The New Student's Reference Work/Helmholtz, Herman Ludwig Ferdinand von
Helm′holtz, Herman Ludwig Ferdinand von, the most distinguished physicist of the 19th century, was born at Potsdam, Prussia, August 31, 1821, and died at Charlottenburg, near Berlin, Sept. 8, 1894. He was educated at the Military Medical School at Berlin. Having taken his degree in medicine in 1842, he remained an army-surgeon until 1847, when he published his remarkable paper On the Conservation of Energy. This paper, which, perhaps, more than any other has dominated physical science during half a century, was refused publication by Poggendorff's Annalen, the leading physical journal of the world.
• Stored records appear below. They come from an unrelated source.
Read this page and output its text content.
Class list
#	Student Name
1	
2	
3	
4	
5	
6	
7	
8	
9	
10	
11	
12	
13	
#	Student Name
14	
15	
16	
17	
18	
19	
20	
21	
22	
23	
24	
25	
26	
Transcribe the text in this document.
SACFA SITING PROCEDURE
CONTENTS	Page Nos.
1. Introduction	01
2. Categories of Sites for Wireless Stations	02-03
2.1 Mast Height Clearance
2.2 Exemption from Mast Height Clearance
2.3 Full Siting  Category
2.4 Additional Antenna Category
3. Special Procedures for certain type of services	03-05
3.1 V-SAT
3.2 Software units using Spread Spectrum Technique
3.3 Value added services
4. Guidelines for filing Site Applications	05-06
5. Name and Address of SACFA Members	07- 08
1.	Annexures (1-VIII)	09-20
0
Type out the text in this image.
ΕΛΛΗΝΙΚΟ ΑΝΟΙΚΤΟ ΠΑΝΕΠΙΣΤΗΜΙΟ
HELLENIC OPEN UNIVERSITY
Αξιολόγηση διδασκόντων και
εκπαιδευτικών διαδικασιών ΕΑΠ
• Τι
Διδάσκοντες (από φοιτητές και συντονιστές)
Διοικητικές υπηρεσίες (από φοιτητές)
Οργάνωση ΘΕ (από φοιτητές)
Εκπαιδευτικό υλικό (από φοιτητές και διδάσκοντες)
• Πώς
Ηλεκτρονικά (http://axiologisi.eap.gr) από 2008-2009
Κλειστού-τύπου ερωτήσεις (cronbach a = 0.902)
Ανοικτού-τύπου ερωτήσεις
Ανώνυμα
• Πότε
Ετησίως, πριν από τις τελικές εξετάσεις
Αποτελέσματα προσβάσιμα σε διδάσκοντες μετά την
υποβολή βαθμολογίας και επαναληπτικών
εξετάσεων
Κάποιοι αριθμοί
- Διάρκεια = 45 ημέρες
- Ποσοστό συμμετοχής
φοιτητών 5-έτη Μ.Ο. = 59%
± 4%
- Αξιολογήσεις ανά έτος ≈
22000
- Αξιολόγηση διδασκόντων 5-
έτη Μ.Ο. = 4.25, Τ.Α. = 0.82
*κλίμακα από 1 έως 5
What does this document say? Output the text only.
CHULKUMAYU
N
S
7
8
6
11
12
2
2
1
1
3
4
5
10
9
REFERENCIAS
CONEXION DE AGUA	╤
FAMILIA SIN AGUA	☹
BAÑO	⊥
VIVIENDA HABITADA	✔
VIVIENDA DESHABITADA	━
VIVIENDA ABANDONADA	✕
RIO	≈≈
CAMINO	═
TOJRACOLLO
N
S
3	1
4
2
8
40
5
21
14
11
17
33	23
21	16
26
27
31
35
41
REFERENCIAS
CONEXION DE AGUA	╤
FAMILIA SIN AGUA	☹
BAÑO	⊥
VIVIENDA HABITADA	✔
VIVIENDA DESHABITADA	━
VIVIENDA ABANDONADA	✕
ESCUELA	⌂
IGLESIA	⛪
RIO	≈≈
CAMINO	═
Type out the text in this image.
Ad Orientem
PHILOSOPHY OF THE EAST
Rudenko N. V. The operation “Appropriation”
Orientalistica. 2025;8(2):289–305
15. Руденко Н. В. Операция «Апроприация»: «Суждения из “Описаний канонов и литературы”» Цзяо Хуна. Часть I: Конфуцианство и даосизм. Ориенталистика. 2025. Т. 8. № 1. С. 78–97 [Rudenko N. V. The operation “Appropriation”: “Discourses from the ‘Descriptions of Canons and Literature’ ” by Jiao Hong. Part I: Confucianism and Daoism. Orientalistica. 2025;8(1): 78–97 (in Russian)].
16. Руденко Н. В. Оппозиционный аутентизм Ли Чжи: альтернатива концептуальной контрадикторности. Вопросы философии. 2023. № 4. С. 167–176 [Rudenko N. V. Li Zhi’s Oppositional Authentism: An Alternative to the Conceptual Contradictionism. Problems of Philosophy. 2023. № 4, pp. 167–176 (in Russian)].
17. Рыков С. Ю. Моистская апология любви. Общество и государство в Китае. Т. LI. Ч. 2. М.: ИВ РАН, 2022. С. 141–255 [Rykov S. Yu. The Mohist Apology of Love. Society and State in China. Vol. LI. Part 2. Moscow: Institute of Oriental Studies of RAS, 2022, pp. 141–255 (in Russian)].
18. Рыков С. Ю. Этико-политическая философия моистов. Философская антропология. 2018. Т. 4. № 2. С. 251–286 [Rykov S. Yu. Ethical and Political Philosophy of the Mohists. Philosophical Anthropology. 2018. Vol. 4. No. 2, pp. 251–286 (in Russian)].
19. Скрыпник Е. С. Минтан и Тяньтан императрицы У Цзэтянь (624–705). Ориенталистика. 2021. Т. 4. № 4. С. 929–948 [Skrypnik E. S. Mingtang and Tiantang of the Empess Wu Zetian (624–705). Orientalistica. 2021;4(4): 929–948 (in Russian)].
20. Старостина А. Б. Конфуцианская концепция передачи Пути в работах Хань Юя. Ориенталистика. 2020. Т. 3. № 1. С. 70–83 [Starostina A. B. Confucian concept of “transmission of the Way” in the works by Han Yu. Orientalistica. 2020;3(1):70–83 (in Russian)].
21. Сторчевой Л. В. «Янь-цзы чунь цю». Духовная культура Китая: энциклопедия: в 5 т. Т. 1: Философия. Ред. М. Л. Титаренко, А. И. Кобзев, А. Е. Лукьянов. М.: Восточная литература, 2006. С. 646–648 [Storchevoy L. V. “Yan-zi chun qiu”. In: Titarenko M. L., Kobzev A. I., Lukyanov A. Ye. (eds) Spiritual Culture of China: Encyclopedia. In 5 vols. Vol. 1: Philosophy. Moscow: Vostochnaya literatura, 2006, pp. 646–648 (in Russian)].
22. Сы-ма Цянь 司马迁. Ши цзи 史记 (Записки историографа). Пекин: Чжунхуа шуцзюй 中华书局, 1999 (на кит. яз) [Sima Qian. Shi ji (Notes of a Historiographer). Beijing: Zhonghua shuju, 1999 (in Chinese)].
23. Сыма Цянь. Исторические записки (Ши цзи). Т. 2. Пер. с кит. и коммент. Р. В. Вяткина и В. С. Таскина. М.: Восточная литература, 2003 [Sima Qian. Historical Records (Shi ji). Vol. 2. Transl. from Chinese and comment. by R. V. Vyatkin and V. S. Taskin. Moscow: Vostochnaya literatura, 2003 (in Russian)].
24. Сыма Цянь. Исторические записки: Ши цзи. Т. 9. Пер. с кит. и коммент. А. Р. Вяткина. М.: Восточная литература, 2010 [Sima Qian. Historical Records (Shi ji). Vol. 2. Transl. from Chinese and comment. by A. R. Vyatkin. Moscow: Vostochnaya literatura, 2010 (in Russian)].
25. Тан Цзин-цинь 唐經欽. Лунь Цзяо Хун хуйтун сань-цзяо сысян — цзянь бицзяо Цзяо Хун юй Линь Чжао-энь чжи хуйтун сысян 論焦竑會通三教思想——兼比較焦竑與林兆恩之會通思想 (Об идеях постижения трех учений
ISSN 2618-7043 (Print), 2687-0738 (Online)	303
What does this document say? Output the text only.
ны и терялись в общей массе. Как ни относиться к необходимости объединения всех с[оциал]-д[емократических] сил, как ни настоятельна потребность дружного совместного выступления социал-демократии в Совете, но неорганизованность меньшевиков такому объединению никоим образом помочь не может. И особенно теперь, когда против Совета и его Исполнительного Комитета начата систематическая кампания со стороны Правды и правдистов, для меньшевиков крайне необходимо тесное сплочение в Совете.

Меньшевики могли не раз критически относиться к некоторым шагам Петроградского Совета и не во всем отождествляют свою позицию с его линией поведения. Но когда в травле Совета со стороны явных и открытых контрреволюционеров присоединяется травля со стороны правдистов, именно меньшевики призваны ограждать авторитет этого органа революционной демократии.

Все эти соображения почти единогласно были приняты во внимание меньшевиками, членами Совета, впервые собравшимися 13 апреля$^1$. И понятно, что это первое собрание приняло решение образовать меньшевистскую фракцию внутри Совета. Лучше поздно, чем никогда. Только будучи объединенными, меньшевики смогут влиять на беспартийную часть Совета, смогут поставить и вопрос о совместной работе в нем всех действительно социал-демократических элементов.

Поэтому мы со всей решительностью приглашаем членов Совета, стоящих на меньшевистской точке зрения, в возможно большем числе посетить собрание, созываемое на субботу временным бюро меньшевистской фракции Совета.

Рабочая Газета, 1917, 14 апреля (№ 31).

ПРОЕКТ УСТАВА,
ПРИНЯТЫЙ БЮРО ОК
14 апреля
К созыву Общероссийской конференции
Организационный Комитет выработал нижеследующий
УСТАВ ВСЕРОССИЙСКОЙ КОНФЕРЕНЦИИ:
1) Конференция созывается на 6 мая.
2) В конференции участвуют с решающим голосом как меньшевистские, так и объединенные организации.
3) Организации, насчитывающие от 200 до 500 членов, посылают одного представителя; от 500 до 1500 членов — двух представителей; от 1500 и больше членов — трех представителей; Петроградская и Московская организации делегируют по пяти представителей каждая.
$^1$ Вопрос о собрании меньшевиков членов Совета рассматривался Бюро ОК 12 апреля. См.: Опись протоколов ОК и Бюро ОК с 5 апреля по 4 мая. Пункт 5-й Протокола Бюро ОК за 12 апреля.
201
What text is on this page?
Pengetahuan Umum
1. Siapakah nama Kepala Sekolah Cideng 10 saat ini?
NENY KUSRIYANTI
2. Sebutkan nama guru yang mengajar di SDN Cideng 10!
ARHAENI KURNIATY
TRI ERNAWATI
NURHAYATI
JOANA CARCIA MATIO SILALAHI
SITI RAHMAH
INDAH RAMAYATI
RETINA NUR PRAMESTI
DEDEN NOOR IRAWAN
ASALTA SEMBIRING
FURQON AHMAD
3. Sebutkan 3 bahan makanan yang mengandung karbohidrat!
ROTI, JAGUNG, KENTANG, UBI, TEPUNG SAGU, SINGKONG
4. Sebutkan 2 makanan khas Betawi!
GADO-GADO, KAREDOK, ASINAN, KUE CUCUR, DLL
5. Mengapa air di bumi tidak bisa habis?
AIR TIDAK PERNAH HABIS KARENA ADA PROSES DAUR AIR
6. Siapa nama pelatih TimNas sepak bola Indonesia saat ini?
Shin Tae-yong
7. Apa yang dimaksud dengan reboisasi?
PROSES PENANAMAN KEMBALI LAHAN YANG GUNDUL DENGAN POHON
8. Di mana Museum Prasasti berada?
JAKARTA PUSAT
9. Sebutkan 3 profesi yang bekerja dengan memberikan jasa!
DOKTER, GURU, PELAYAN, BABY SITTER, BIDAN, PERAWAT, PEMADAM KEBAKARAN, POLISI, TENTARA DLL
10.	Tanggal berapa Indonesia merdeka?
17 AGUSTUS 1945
It was published by the Physical Society of Berlin, July 23, 1847.
In 1849 he became professor of physiology and pathology at the University of Königsberg. In 1855 he accepted the chair of anatomy and physiology at Bonn and, three years later, the chair of physiology at Heidelberg. It was at the latter place that he prepared those two monumental volumes, The Sensations of Tone (1862) and Physiological Optics (1866). In 1871 he was called to Berlin as professor of physics. This university at once became headquarters for physical investigation, a position which it maintained for a quarter of a century. In 1888 Helmholtz was called to the directorship of the great National Physical laboratory at Charlottenburg, where he remained until his death in 1894. His investigations in hydrodynamics and geometry are of the first rank, and make him almost equally distinguished as physiologist, physicist and mathematician.